Born on March 14, 1923, and taking her life on July, 26, 1971, Diane Arbus remains one of the most well-known American photographers of society at its weirdest. She once said, “A photograph is a secret about a secret. The more it tells you the less you know.” Her photographs hold many lives and secrets, from nudist colonies, carnival performers, and the fringes of society, she befriended and captured the essence of interesting lives, including her own.
Born Diane Nemerov, she was born into a wealthy family and her economic stability allowed her to pursue creative endeavors early in life. Although living lavish, she separated herself from her family and their lifestyle. She married Allan Arbus, a childhood sweetheart, and began a commercial photography studio together called “Diane and Allan Arbus.” She later left their joint business to focus on her independent works, occasionally using the shared darkroom.

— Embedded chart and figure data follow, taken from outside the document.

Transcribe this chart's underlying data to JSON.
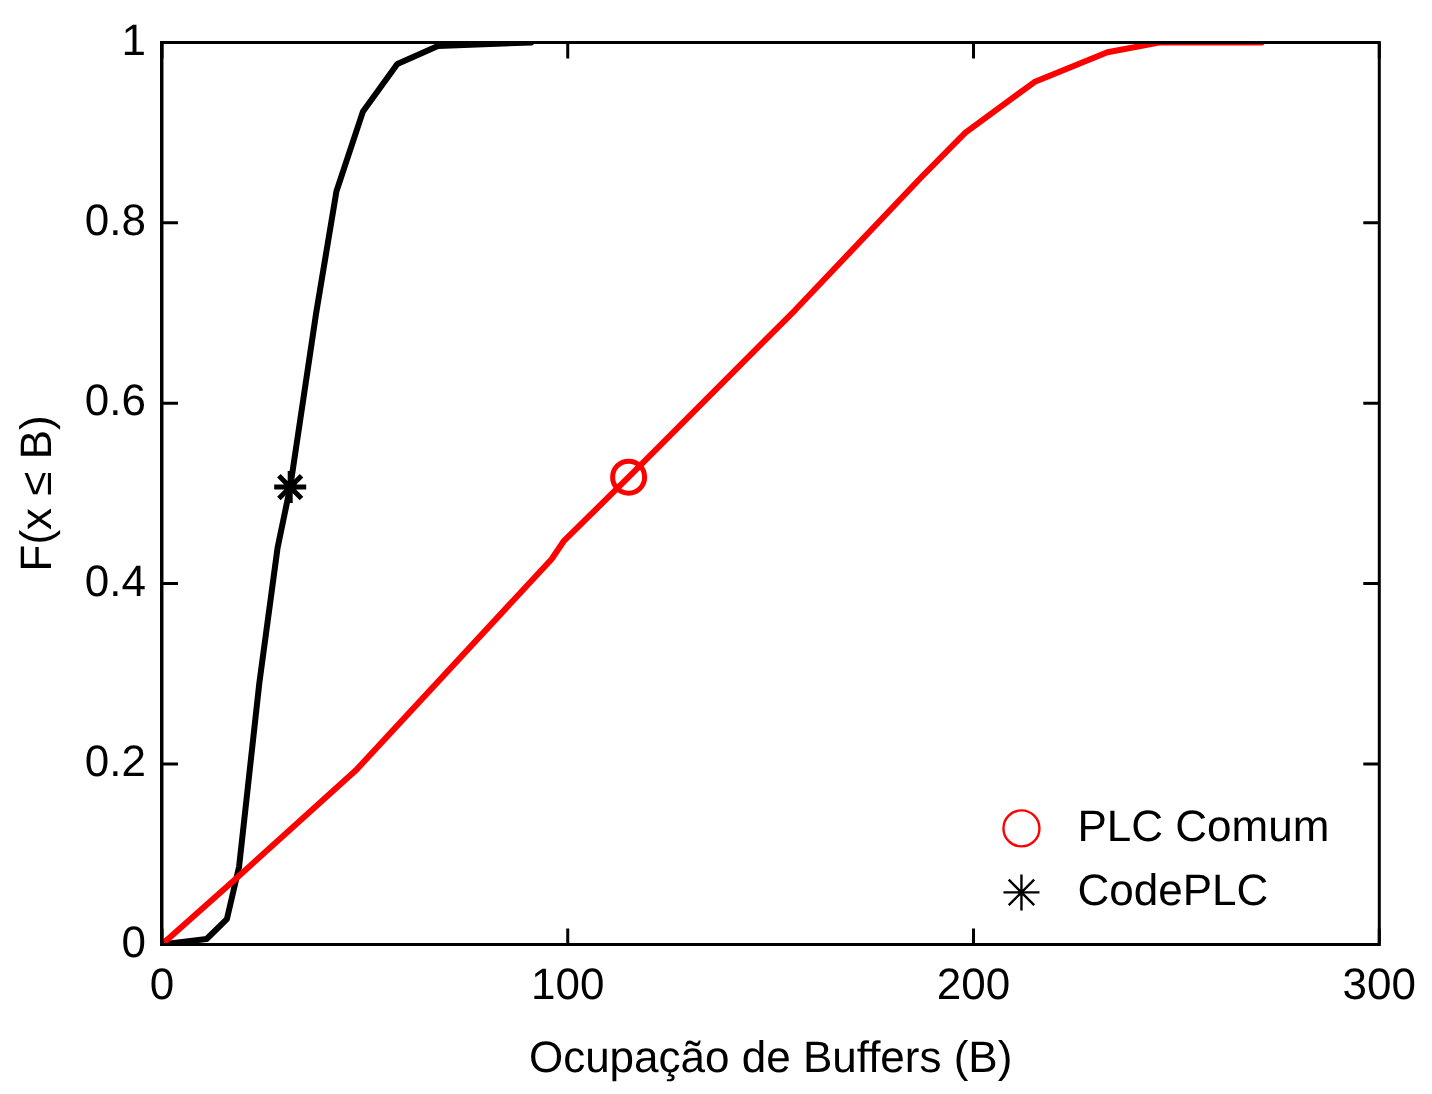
{
  "chart_data": {
    "type": "line",
    "xlabel": "Ocupação de Buffers (B)",
    "ylabel": "F(x ≤ B)",
    "xlim": [
      0,
      300
    ],
    "ylim": [
      0,
      1
    ],
    "xticks": [
      0,
      100,
      200,
      300
    ],
    "yticks": [
      0,
      0.2,
      0.4,
      0.6,
      0.8,
      1
    ],
    "grid": false,
    "legend": "bottom right",
    "line_style": "solid",
    "series": [
      {
        "color": "#ff0000",
        "marker": "none",
        "x": [
          0,
          18,
          48,
          96,
          99,
          115,
          156,
          187,
          198,
          215,
          233,
          246,
          271
        ],
        "values": [
          0,
          0.072,
          0.194,
          0.427,
          0.447,
          0.518,
          0.703,
          0.85,
          0.9,
          0.956,
          0.989,
          1,
          1
        ]
      },
      {
        "color": "#000000",
        "marker": "none",
        "x": [
          0,
          11,
          16,
          19,
          24,
          28.5,
          31.6,
          38,
          43,
          49.5,
          58,
          68,
          91
        ],
        "values": [
          0,
          0.006,
          0.028,
          0.086,
          0.29,
          0.44,
          0.507,
          0.7,
          0.835,
          0.923,
          0.976,
          0.996,
          1
        ]
      },
      {
        "name": "PLC Comum",
        "type": "scatter",
        "color": "#ff0000",
        "marker": "circle",
        "x": [
          115
        ],
        "values": [
          0.518
        ]
      },
      {
        "name": "CodePLC",
        "type": "scatter",
        "color": "#000000",
        "marker": "cross",
        "x": [
          31.6
        ],
        "values": [
          0.507
        ]
      }
    ]
  }
}
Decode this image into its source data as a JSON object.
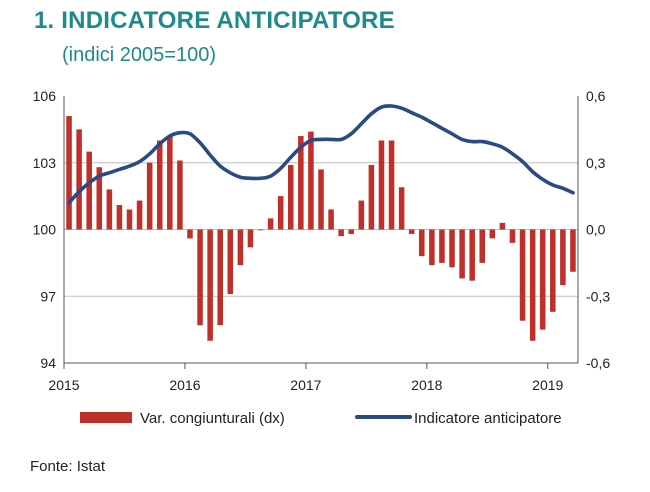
{
  "header": {
    "number": "1.",
    "title": "INDICATORE ANTICIPATORE",
    "subtitle": "(indici 2005=100)"
  },
  "footer": {
    "source": "Fonte: Istat"
  },
  "colors": {
    "bars": "#c0302a",
    "line": "#2b4a84",
    "title": "#1f8a8a",
    "grid": "#bfbfbf"
  },
  "chart_data": {
    "type": "bar+line",
    "x_tick_labels": [
      "2015",
      "2016",
      "2017",
      "2018",
      "2019"
    ],
    "y_left": {
      "ylim": [
        94,
        106
      ],
      "ticks": [
        94,
        97,
        100,
        103,
        106
      ],
      "tick_labels": [
        "94",
        "97",
        "100",
        "103",
        "106"
      ]
    },
    "y_right": {
      "ylim": [
        -0.6,
        0.6
      ],
      "ticks": [
        -0.6,
        -0.3,
        0.0,
        0.3,
        0.6
      ],
      "tick_labels": [
        "-0,6",
        "-0,3",
        "0,0",
        "0,3",
        "0,6"
      ]
    },
    "months": [
      "2015-01",
      "2015-02",
      "2015-03",
      "2015-04",
      "2015-05",
      "2015-06",
      "2015-07",
      "2015-08",
      "2015-09",
      "2015-10",
      "2015-11",
      "2015-12",
      "2016-01",
      "2016-02",
      "2016-03",
      "2016-04",
      "2016-05",
      "2016-06",
      "2016-07",
      "2016-08",
      "2016-09",
      "2016-10",
      "2016-11",
      "2016-12",
      "2017-01",
      "2017-02",
      "2017-03",
      "2017-04",
      "2017-05",
      "2017-06",
      "2017-07",
      "2017-08",
      "2017-09",
      "2017-10",
      "2017-11",
      "2017-12",
      "2018-01",
      "2018-02",
      "2018-03",
      "2018-04",
      "2018-05",
      "2018-06",
      "2018-07",
      "2018-08",
      "2018-09",
      "2018-10",
      "2018-11",
      "2018-12",
      "2019-01",
      "2019-02",
      "2019-03"
    ],
    "series": [
      {
        "name": "Var. congiunturali (dx)",
        "type": "bar",
        "axis": "right",
        "values": [
          0.51,
          0.45,
          0.35,
          0.28,
          0.18,
          0.11,
          0.09,
          0.13,
          0.3,
          0.4,
          0.42,
          0.31,
          -0.04,
          -0.43,
          -0.5,
          -0.43,
          -0.29,
          -0.16,
          -0.08,
          0.0,
          0.05,
          0.15,
          0.29,
          0.42,
          0.44,
          0.27,
          0.09,
          -0.03,
          -0.02,
          0.13,
          0.29,
          0.4,
          0.4,
          0.19,
          -0.02,
          -0.12,
          -0.16,
          -0.15,
          -0.17,
          -0.22,
          -0.23,
          -0.15,
          -0.04,
          0.03,
          -0.06,
          -0.41,
          -0.5,
          -0.45,
          -0.37,
          -0.25,
          -0.19
        ]
      },
      {
        "name": "Indicatore anticipatore",
        "type": "line",
        "axis": "left",
        "values": [
          101.2,
          101.7,
          102.1,
          102.4,
          102.55,
          102.7,
          102.85,
          103.05,
          103.4,
          103.85,
          104.2,
          104.35,
          104.3,
          103.9,
          103.35,
          102.85,
          102.55,
          102.35,
          102.3,
          102.3,
          102.4,
          102.75,
          103.25,
          103.7,
          104.0,
          104.05,
          104.05,
          104.05,
          104.3,
          104.75,
          105.2,
          105.5,
          105.55,
          105.45,
          105.25,
          105.05,
          104.8,
          104.55,
          104.3,
          104.05,
          103.95,
          103.95,
          103.85,
          103.7,
          103.4,
          103.05,
          102.6,
          102.25,
          102.0,
          101.85,
          101.65
        ]
      }
    ]
  }
}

Wondering the streets of New York City in the 50s and 60s, she mostly stumbled across her subjects. Her upbringing might have directed her photography, searching for a personal identity, and admiring those who have lived adversity in their choices. That is what prompted her to visit circuses, nudist camps, and the underground social world.

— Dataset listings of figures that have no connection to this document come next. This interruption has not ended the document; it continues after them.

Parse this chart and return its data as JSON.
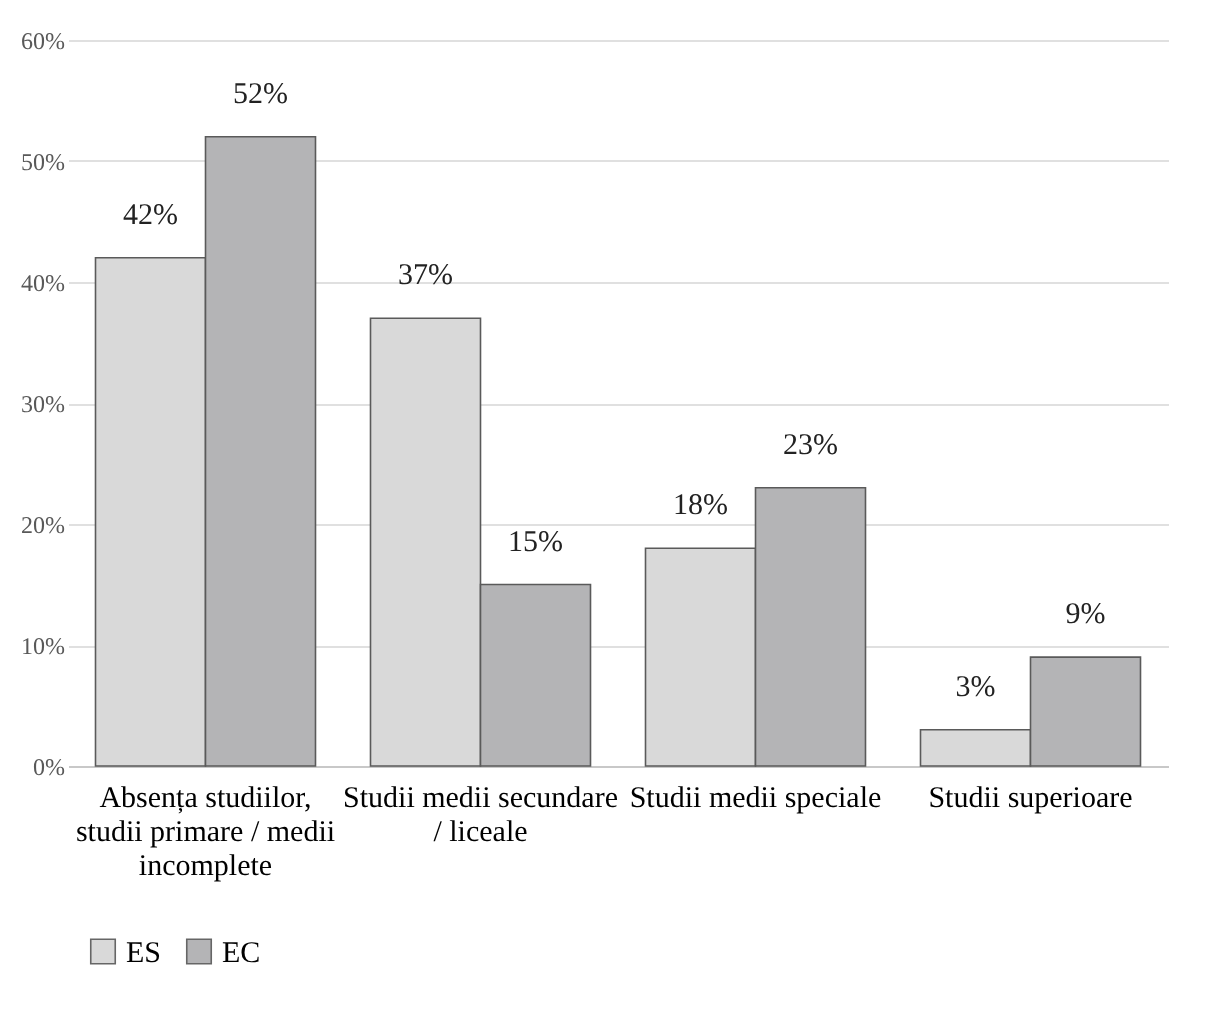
{
  "chart_data": {
    "type": "bar",
    "categories": [
      "Absența studiilor, studii primare / medii incomplete",
      "Studii medii secundare / liceale",
      "Studii medii speciale",
      "Studii superioare"
    ],
    "series": [
      {
        "name": "ES",
        "color": "#d9d9d9",
        "values": [
          42,
          37,
          18,
          3
        ],
        "value_labels": [
          "42%",
          "37%",
          "18%",
          "3%"
        ]
      },
      {
        "name": "EC",
        "color": "#b4b4b6",
        "values": [
          52,
          15,
          23,
          9
        ],
        "value_labels": [
          "52%",
          "15%",
          "23%",
          "9%"
        ]
      }
    ],
    "ylim": [
      0,
      60
    ],
    "yticks": [
      {
        "value": 0,
        "label": "0%"
      },
      {
        "value": 10,
        "label": "10%"
      },
      {
        "value": 20,
        "label": "20%"
      },
      {
        "value": 30,
        "label": "30%"
      },
      {
        "value": 40,
        "label": "40%"
      },
      {
        "value": 50,
        "label": "50%"
      },
      {
        "value": 60,
        "label": "60%"
      }
    ],
    "grid": "y",
    "legend": "bottom"
  }
}
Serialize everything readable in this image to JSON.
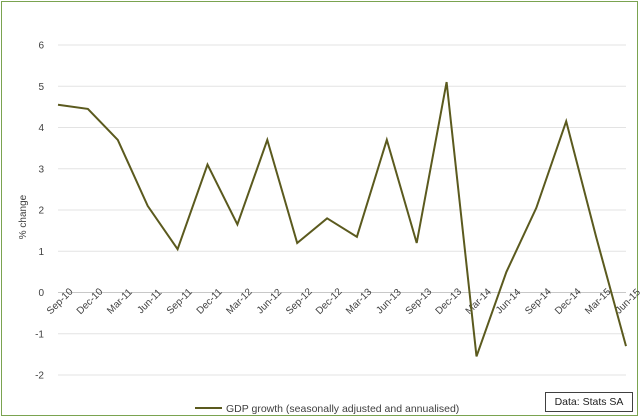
{
  "chart_data": {
    "type": "line",
    "title": "",
    "xlabel": "",
    "ylabel": "% change",
    "ylim": [
      -2,
      6
    ],
    "yticks": [
      -2,
      -1,
      0,
      1,
      2,
      3,
      4,
      5,
      6
    ],
    "grid": true,
    "legend_position": "bottom",
    "categories": [
      "Sep-10",
      "Dec-10",
      "Mar-11",
      "Jun-11",
      "Sep-11",
      "Dec-11",
      "Mar-12",
      "Jun-12",
      "Sep-12",
      "Dec-12",
      "Mar-13",
      "Jun-13",
      "Sep-13",
      "Dec-13",
      "Mar-14",
      "Jun-14",
      "Sep-14",
      "Dec-14",
      "Mar-15",
      "Jun-15"
    ],
    "series": [
      {
        "name": "GDP growth (seasonally adjusted and annualised)",
        "color": "#5b5a1e",
        "values": [
          4.55,
          4.45,
          3.7,
          2.1,
          1.05,
          3.1,
          1.65,
          3.7,
          1.2,
          1.8,
          1.35,
          3.7,
          1.2,
          5.1,
          -1.55,
          0.5,
          2.05,
          4.15,
          1.35,
          -1.3
        ]
      }
    ],
    "source_note": "Data: Stats SA"
  }
}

During the 60s, she received two Guggenheim Fellowships and began teaching at the Parsons School of Design and the Rhode Island School of Design. She also had her first major exhibition of her photographs at the Museum of Modern Art in the 1967 “New Documents” show. Some hailed her empathy and others said she was a voyeur and user of the lives of the unfortunate.
The black and white photographs themselves are marvelous to glance at. The absurdity and honesty is what makes her photos so phenomenal. She does what every photographer tries to do, look at the places and people we see (or don’t see) every day in a different light. And in doing so she equally brings to the surface the ordinary mixed with extraordinary.
Her photo A castle in Disneyland, Cal from 1962 makes the happiest place on Earth look like a still from a Dracula horror movie. She changes the essence of what she is viewing and thus changes the audience’s perspective.
Her most famous photo Identical Twins, Roselle, New Jersey, 1967 has influenced culture to this day. The photo inspired renowned director Stanley Kubrick while he was creating The Shining, a statement in American horror cinema. Of the photo Arbus has said, “There are, and have been, and will be an infinite number of things on Earth: Individuals all different, all wanting different things, all knowing different things, all loving different things, all looking different…That is what I love: the differentness.”
Arbus’ legacy lives on in those who try to emulate her photos and style. Her works have been in more than twenty-five major solo exhibitions and in 1972, she was the first photographer to be included in the Venice Biennale.
In the show, her photos were described as “the overwhelming sensation of the American Pavilion. If one’s natural tendency is to be skeptical about legend, it must be said that all suspicion vanishes in the presence of the Arbus work, which is extremely powerful and very strange,” wrote Hilton Kramer in a New York Times article.